Try some relaxation exercises when you're lying on bed before you drop off xx

GracePooleslaugh · 19/01/2023 11:03

I wouldn't be facetiming him at all. It's not helping anyone. She will get used to it but it hasn't been a long time yet.

I also would use the time when he is there to organise for the week he isn't. So when he's there, get him to help. Washing up to date, house clean and tidy when he leaves. Get your freezer filled so you don't have to cook (at least short term).

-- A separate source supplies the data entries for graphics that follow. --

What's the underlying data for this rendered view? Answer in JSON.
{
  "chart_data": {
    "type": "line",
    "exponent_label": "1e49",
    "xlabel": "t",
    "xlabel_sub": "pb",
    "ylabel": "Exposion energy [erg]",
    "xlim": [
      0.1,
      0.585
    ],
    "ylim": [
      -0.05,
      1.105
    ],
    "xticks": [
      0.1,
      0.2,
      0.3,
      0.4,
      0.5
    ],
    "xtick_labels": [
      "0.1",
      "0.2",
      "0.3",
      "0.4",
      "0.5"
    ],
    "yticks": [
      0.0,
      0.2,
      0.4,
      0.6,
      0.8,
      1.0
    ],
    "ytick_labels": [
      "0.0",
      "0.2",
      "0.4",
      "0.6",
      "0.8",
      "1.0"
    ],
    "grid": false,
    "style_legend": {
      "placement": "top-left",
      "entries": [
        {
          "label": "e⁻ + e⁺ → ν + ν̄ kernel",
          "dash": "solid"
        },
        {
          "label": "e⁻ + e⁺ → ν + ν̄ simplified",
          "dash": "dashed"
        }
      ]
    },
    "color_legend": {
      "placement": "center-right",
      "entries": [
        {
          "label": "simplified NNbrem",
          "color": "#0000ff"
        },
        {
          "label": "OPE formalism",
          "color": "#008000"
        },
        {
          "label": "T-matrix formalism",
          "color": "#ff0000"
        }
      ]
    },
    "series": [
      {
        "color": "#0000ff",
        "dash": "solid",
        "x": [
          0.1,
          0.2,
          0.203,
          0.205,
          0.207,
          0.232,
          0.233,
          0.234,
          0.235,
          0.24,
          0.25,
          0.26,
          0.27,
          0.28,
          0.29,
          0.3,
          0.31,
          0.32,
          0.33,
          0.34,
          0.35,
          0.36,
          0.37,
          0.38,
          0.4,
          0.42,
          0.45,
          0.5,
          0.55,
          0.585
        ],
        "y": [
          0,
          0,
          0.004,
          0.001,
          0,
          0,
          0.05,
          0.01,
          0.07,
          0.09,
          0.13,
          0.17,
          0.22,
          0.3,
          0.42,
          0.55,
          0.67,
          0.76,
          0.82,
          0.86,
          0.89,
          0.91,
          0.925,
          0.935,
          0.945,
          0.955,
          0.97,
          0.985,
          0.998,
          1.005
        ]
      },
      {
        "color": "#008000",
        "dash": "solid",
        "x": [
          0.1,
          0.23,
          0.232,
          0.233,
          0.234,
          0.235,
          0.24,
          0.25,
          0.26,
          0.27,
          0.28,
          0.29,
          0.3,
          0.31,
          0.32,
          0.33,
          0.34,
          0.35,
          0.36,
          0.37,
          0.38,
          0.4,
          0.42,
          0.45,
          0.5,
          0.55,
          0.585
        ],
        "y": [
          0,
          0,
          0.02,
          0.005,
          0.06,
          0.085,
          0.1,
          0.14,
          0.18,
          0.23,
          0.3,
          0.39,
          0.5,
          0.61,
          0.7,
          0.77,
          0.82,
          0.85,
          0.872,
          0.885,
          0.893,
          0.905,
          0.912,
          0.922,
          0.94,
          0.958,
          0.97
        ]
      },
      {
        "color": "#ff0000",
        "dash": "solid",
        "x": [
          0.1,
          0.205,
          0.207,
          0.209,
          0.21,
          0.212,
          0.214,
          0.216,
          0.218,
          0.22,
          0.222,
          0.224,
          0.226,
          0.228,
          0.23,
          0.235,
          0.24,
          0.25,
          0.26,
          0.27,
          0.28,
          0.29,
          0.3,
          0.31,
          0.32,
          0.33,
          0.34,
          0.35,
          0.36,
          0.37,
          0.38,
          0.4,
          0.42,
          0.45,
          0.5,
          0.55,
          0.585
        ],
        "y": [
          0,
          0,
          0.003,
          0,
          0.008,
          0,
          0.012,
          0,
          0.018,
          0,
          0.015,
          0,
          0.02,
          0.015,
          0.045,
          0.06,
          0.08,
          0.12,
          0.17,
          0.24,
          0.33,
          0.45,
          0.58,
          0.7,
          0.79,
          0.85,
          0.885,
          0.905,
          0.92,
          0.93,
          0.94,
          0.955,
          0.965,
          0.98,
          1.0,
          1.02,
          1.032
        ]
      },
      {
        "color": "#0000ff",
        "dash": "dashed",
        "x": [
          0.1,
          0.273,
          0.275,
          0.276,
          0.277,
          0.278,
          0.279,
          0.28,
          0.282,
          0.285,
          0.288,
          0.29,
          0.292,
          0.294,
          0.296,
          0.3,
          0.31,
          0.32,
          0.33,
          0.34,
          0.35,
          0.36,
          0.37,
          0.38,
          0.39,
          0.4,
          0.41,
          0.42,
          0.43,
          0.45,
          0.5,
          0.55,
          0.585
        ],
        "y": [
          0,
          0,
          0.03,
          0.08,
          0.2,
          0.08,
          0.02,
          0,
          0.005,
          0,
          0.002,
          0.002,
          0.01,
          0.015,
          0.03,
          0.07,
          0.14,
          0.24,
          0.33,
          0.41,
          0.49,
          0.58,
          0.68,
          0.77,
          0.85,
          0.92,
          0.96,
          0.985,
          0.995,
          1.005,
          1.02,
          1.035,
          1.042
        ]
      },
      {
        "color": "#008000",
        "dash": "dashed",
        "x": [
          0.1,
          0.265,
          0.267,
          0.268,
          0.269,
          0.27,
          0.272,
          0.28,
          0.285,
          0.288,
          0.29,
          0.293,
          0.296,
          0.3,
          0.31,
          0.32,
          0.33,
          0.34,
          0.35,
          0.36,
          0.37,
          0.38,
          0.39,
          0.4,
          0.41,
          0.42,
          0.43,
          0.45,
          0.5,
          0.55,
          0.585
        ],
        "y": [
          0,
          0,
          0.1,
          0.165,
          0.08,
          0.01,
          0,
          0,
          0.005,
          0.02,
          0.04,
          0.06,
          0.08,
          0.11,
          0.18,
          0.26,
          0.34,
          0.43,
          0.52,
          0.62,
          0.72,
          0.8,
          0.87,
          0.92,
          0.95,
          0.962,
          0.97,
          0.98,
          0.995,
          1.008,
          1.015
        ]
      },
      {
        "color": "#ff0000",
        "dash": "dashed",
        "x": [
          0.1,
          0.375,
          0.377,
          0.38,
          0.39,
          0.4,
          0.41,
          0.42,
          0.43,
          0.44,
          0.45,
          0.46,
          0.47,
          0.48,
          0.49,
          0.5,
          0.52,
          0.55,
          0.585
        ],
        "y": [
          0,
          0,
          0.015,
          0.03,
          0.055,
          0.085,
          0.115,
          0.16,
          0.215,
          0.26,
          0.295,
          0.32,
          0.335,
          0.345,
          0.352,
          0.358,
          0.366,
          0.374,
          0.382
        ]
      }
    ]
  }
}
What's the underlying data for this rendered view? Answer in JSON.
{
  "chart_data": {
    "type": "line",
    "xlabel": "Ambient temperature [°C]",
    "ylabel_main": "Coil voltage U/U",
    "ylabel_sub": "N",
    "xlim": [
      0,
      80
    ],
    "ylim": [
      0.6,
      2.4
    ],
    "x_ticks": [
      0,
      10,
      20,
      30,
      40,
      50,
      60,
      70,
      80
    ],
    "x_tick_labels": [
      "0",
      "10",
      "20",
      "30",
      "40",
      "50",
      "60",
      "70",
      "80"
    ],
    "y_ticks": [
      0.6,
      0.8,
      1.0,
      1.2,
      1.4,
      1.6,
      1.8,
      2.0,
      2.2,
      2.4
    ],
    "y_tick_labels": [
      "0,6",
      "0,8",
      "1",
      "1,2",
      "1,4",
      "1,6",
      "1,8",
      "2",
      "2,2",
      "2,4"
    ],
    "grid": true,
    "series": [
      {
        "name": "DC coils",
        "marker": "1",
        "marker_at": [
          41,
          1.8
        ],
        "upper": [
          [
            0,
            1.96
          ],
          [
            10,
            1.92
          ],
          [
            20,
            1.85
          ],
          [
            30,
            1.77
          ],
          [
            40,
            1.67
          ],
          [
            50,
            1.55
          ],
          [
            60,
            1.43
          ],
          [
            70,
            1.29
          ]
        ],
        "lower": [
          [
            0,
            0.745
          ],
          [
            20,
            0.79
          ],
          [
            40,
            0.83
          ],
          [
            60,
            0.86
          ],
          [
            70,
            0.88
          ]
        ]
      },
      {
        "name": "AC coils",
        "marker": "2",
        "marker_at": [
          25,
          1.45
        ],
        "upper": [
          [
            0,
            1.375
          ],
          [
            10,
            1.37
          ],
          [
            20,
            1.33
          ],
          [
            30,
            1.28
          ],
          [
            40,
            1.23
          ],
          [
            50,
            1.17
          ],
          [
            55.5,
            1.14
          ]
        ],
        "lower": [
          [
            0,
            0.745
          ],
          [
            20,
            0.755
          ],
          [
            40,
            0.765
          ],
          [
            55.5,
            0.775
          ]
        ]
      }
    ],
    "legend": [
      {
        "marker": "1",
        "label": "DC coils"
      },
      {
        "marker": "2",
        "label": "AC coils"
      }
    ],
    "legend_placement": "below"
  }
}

Do you get sick pay? I would be considering taking a week off work (at least)where your daughter is in childcare but you are at home. Catch up on your sleep and try to figure out how you can make the whole thing less stressful in the short term.

Going forward hopefully your daughter will get better at sleeping and you should consider going back to the doctor.

In the longer term if it doesn't work then your DH will need to rethink his job.

I do get it, I had awful PND and a husband that worked away most weeks and I worked. You just have to prioritise right now.

Housework is right out, survival means eating as well as you can, sleeping as much as possible and reduce stress as much as you are currently able to.

Sounds like your dad's heart is in the right place but what he's offering is not really going to be much help right now.

This shall pass, I hope you are ok. You sound absolutely frazzled.